To create a series or add a work to it, go to a "work" page. The "Common Knowledge" section now includes a "Series" field. Enter the name of the series to add the book to it.

Works can belong to more than one series. In some cases, as with Chronicles of Narnia, disagreements about order necessitate the creation of more than one series.

Tip: If the series has an order, add a number or other descriptor in parenthesis after the series title (eg., "Chronicles of Prydain (book 1)"). By default, it sorts by the number, or alphabetically if there is no number. If you want to force a particular order, use the | character to divide the number and the descriptor. So, "(0|prequel)" sorts by 0 under the label "prequel."

What isn't a series?

Series was designed to cover groups of books generally understood as such (see Wikipedia: Book series).
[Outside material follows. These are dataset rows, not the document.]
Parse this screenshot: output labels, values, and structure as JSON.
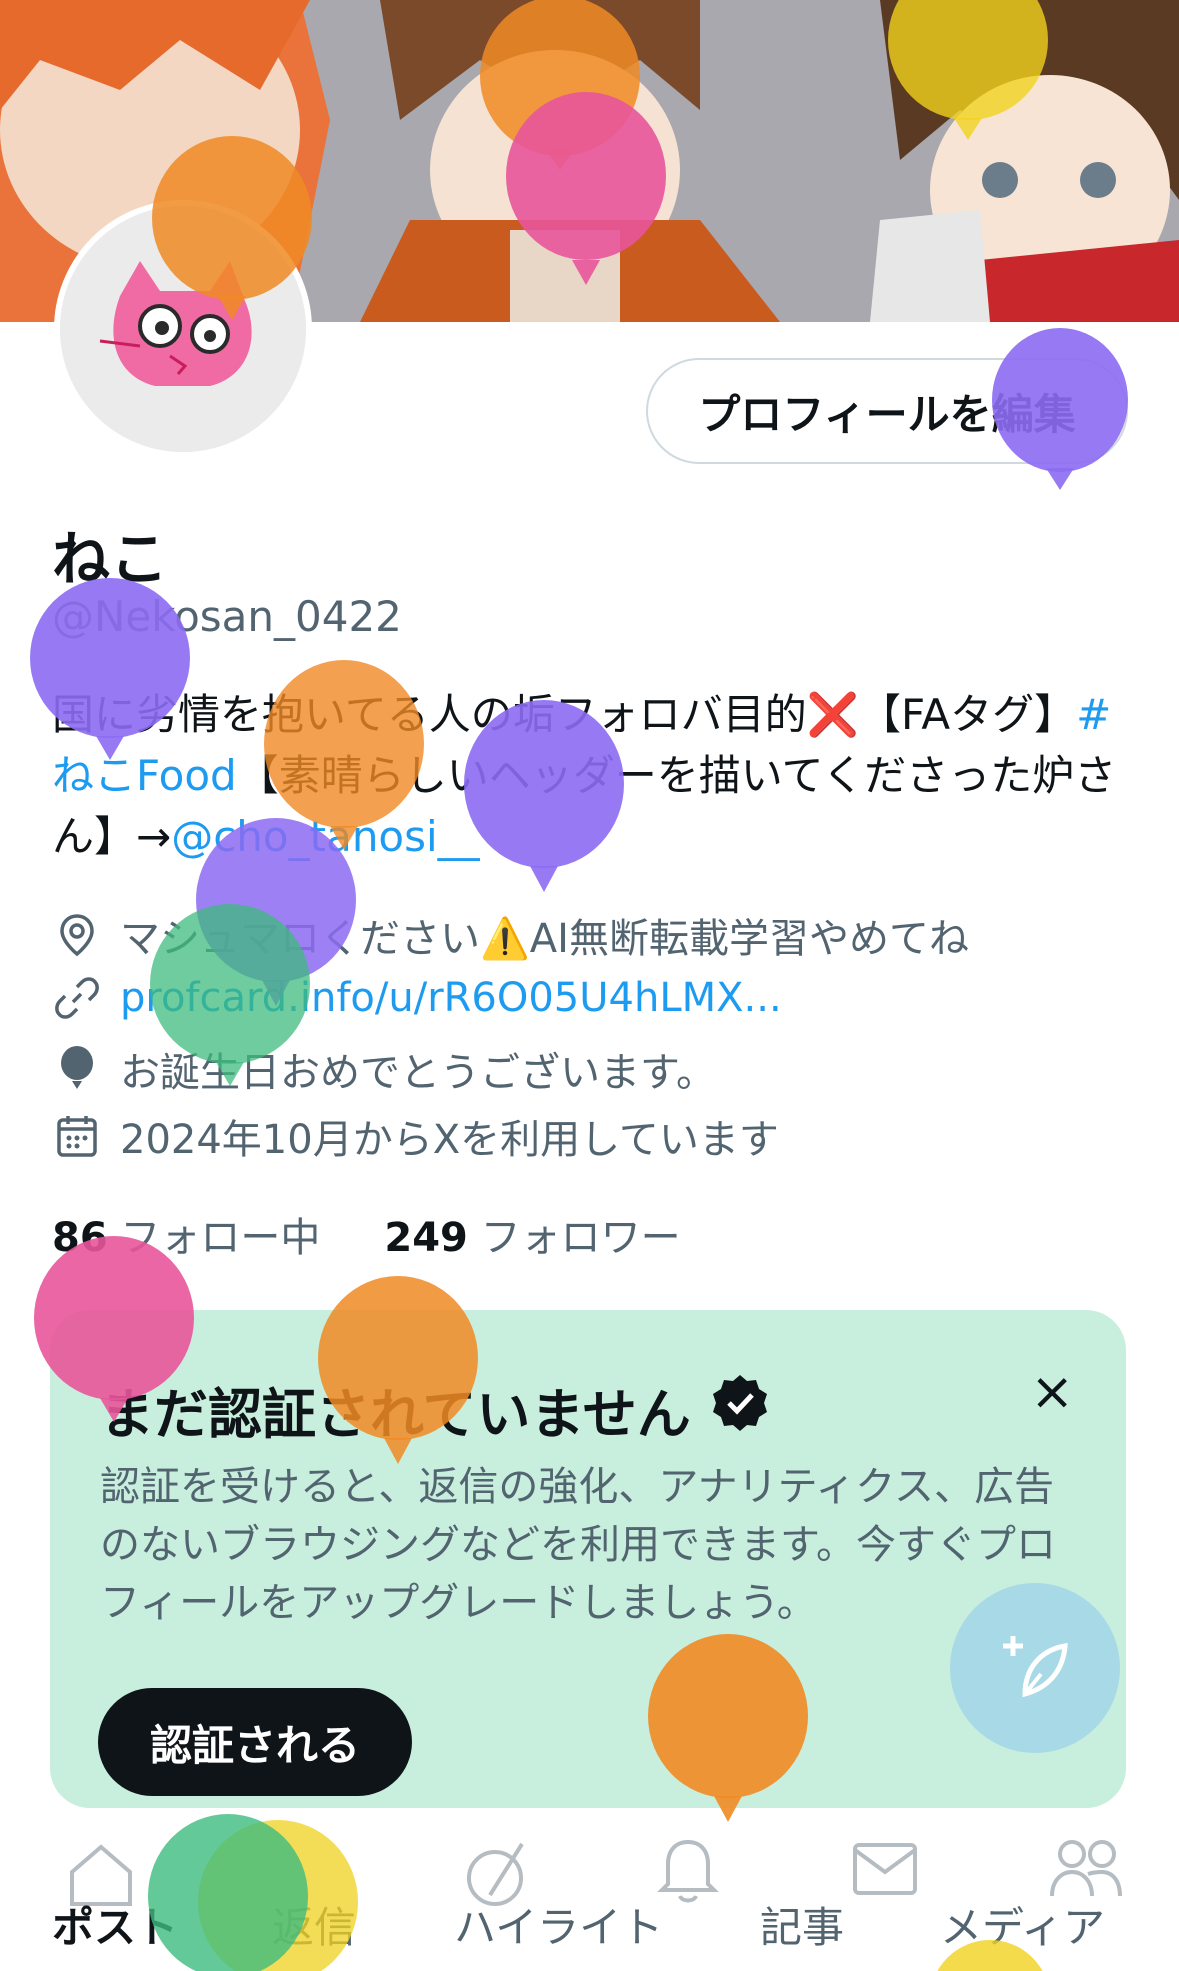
{
  "profile": {
    "name": "ねこ",
    "handle": "@Nekosan_0422",
    "edit_button": "プロフィールを編集",
    "bio": {
      "part1": "国に劣情を抱いてる人の垢フォロバ目的",
      "emoji_cross": "❌",
      "part2": "【FAタグ】",
      "hashtag": "#ねこFood",
      "part3": "【素晴らしいヘッダーを描いてくださった炉さん】→",
      "mention": "@cho_tanosi__"
    },
    "location": "マシュマロください⚠️AI無断転載学習やめてね",
    "website": "profcard.info/u/rR6O05U4hLMX...",
    "birthday": "お誕生日おめでとうございます。",
    "joined": "2024年10月からXを利用しています",
    "following_count": "86",
    "following_label": "フォロー中",
    "followers_count": "249",
    "followers_label": "フォロワー"
  },
  "verification": {
    "title": "まだ認証されていません",
    "body": "認証を受けると、返信の強化、アナリティクス、広告のないブラウジングなどを利用できます。今すぐプロフィールをアップグレードしましょう。",
    "button": "認証される",
    "close": "×"
  },
  "tabs": [
    "ポスト",
    "返信",
    "ハイライト",
    "記事",
    "メディア"
  ],
  "colors": {
    "accent": "#1d9bf0",
    "banner_green": "#c8efdd",
    "fab": "#a7d9e6"
  },
  "icons": [
    "location-pin-icon",
    "link-icon",
    "balloon-icon",
    "calendar-icon",
    "verified-badge-icon",
    "close-icon",
    "compose-icon"
  ]
}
Like many concepts in the book world, "series" is a somewhat fluid and contested notion. A good rule of thumb is that series have a conventional name and are intentional creations, on the part of the author or publisher. For now, avoid forcing the issue with mere "lists" of works possessing an arbitrary shared characteristic, such as relating to a particular place. Avoid series that cross authors, unless the authors were or became aware of the series identification (eg., avoid lumping Jane Austen with her continuators).

Also avoid publisher series, unless the publisher has a true monopoly over the "works" in question. So, the Dummies guides are a series of works. But the Loeb Classical Library is a series of editions, not of works.